Чапаев отмалчивался и только пофыркивал, размашисто шагая по булыжной мостовой. В штабе Фрунзе не оказалось, Чапаев и Фурманов пошли в Красную гостиницу.
— Дмитрий, Дима! — ахнула Софья Алексеевна, просияв от радости. — Живой, невредимый, возмужал, загорел просто на зависть... А это товарищ Чапаев? Рада с вами познакомиться. Наслышана и таким вас себе представляла, — смеялась Софья Алексеевна, встречая гостей.
— Обо мне брешут всякие байки, — сказал Чапаев, осторожно пожимая пальчики Софьи Алексеевны.
— Михаила Васильевича нет? — спросил Фурманов, оглядывая номер.
— Он немножко приболел, спит. Сейчас разбужу.
— Что вы, не надо! Нам некуда торопиться, — запротестовал Фурманов.
— Тогда я приготовлю ужин. — Софья Алексеевна вышла в кухню.
— Плоховато живет Михаил Васильевич. Стол, кровать да тройка стульев, а ведь по чину-то ему особняк положен. Как ни верти, а четырежды генерал, — сказал Чапаев.
— Почему четырежды? — не понял Фурманов, протягивая руку к толстой потрепанной книге.
— Командует четырьмя
— Абдар-Рахман аль-Кавакиби, — прочел Фурманов.
— Видать, татарин. Это у татар: Мамед-оглы, Ахмет-заде, а что за «оглы», почему «заде» — поди догадайся.
— Кавакиби — арабский мыслитель прошлого века, — пояснил Фурманов и открыл книгу на странице, подчеркнутой красным карандашом. Прочел про себя, улыбнулся.

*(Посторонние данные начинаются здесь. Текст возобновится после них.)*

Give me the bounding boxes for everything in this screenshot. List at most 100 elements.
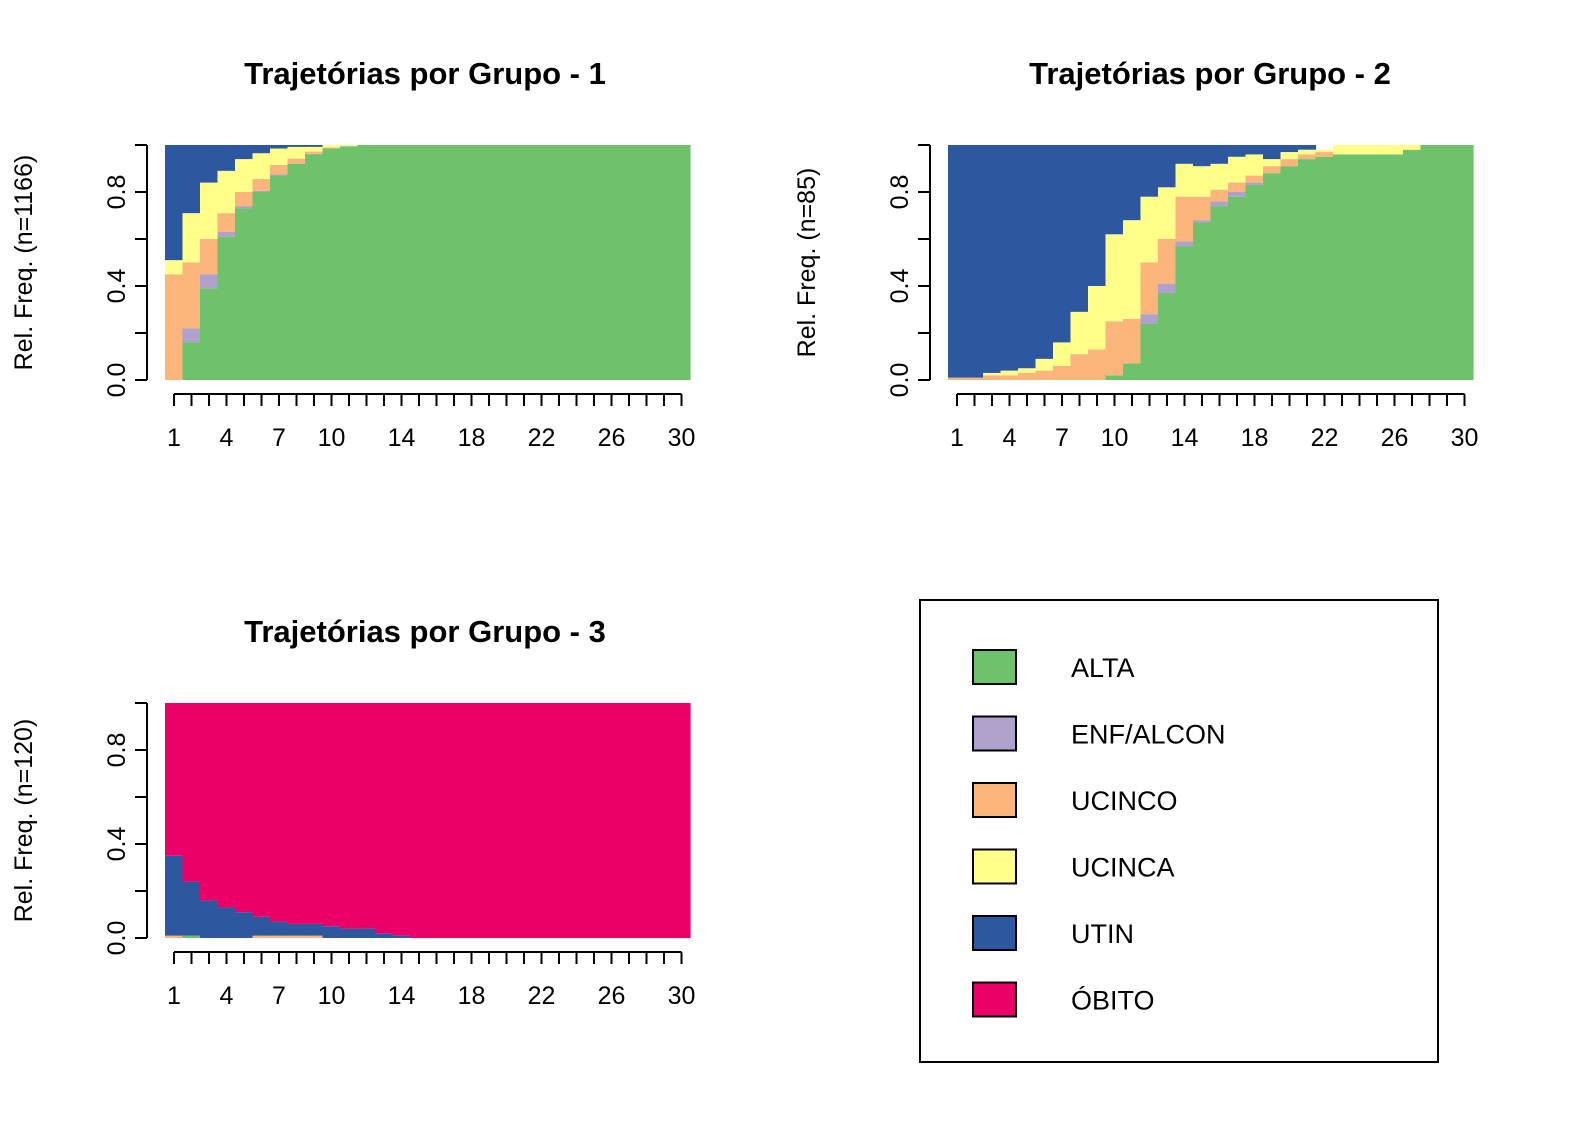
bar-segment-utin-x8 — [287, 145, 306, 147]
bar-segment-enf-alcon-x18 — [1245, 182, 1264, 185]
bar-segment-alta-x14 — [1175, 246, 1194, 380]
bar-segment-alta-x29 — [655, 145, 674, 380]
bar-segment-alta-x16 — [427, 145, 446, 380]
bar-segment--bito-x29 — [655, 703, 674, 938]
bar-segment-alta-x21 — [1298, 159, 1317, 380]
bar-segment-ucinco-x6 — [252, 179, 271, 191]
bar-segment-ucinco-x3 — [200, 239, 219, 275]
bar-segment-alta-x18 — [462, 145, 481, 380]
bar-segment--bito-x10 — [322, 703, 341, 927]
bar-segment-utin-x1 — [948, 145, 967, 378]
y-tick-label: 0.4 — [103, 827, 131, 862]
bar-segment--bito-x21 — [515, 703, 534, 938]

— О чем написано, что рассиялся?
— О природе деспотизма и гибельности порабощения людей. Вот послушай: «Деспот властвует над одними и с помощью их притесняет других. Он унижает их, они превозносят его величие, он натравливает их друг на друга, они гордятся его политикой. И если деспот расточил их имущество, они говорят — он щедр; убил, не подвергнув пытке, — они считают его милостивым. Словом, простой народ своими руками режет себя из страха, происходящего от невежества. Будет уничтожено невежество — исчезнет страх...»
— Исчезнет невежество — улетучится страх. Умен татарин!
— Да не татарин — араб, — поправил Фурманов.
— Я сказал татарин, следовано, татарин. Как он этих деспотов чехвостит! Тамерлан — деспот, царь — тиран, Колчак себя диктатором величает, а все равно все императоры, диктаторы — сукины дети. Арабский-то мыслитель ихние душонки наизнанку вывернул да и нашего брата простака не пощадил. Мне бы такого учителя — я бы всю науку насквозь прошел...
— Ты же из военной академии сбежал, — напомнил Фурманов.
— Попал пальцем в небо... Там меня мертвой науке учили, а не политике. А вот это — политика, да еще какая! — постучал ладонью по книге Чапаев.
Дверь спальни распахнулась, на пороге появился Фрунзе.
— Прилетели, степные соколы! Ну здравствуйте, здравствуйте!
Чапаев и Фурманов вскочили, вытянулись, Фрунзе обнял их за плечи.
— Садитесь, сейчас ужинать будем. Соня уже тарелками гремит, — продолжал Фрунзе, делая вид, что не замечает настороженных лиц начдива и комиссара.
«Измотался крепко, пожелтел, под глазами темные круги, — подумал Фурманов. — Телеграммы наши его явно расстроили, иначе не вызвал бы. Ох и достанется нам за ссору!»
— Софья Алексеевна сказала, что вы заболели, — осторожно заметил Фурманов.
— Пустяки. Просто переутомился, да и неприятности были. Троцкий опять приказал приостановить наступление на Уфу. Мне пришлось обратиться к Ленину, с часу на час ждем ответа. — Фрунзе достал из ящика стола какие-то бумаги и положил на окно. — Приостановить наступление, дать Колчаку возможность собраться с силами — мыслимое ли это дело? Генералы отвели войска на правый берег Белой и решили задержать нас на водном рубеже, а если переправимся — разбить и сбросить в реку. Все наши успехи в Белебее и под Бугульмой пойдут насмарку, если остановимся. — В голосе Фрунзе слышалась тревога. — Ну да последнее слово за Лениным. Наступление на Уфу мы будем продолжать. Василий Иваныч, я отвожу вашей дивизии главную роль.